Electronic Health Records have gotten increased support from both Federal policy and private enterprise over the past few years. New models of health information technology have given doctors and patients alike a clearer vision of what health care could and should look like, according to recent article in Forbes. The article cites several ideals that have come out of the models, including complete medical records that will be sent to all of the patient’s doctors and fostering communication between a patient’s primary care physician and hospitals or specialists. EHRs can also serve as a consistent and lifetime health record that can assist in illness prevention as well as treatment.
Patient access professionals have been advocating for EHRs, citing the enhanced patient identity integrity.
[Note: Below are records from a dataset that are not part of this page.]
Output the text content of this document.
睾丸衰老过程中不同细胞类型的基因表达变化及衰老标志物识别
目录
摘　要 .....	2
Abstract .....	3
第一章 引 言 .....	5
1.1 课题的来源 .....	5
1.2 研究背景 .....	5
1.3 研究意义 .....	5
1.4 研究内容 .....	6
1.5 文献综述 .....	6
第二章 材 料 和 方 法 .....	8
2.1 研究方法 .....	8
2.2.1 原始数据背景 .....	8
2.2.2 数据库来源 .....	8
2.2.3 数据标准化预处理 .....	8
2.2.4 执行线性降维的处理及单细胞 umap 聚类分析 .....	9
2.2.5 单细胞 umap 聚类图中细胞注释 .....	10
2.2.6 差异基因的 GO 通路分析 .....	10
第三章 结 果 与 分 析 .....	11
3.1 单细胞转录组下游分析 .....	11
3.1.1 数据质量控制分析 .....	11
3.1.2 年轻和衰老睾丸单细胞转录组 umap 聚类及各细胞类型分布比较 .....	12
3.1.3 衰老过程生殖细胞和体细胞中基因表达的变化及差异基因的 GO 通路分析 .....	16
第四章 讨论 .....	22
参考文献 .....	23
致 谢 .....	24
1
NAHAM’s Public Policy and Government Relations Committee has also been talking about this, and is currently developing a public policy statement regarding the need for enhances patient identity integrity.
The Forbes article cites a survey reporting that 70 percent of doctors now use EHRs, past what most believe is the “tipping point.” These systems may be able to save patients and doctors money in the long run, despite the cost upfront. The savings is somewhat mitigated, however, when the systems cannot communicate with one another. When this happens, patients still have to rely on paper forms to request records from one doctor to give to another. This process, besides being inefficient, puts the burden on the patient to figure out which records to go which doctors.
To combat this, Forbes suggests that all clinics, practices, hospitals and testing sites provide patients a standard, printed statement at each visit, detailing how (and whether) its staff will transmit records to other physicians and specifying what procedures, if any, patients need to take on their own to facilitate transfers.
While old fashioned, these steps are still needed until a universal health records system can replace it.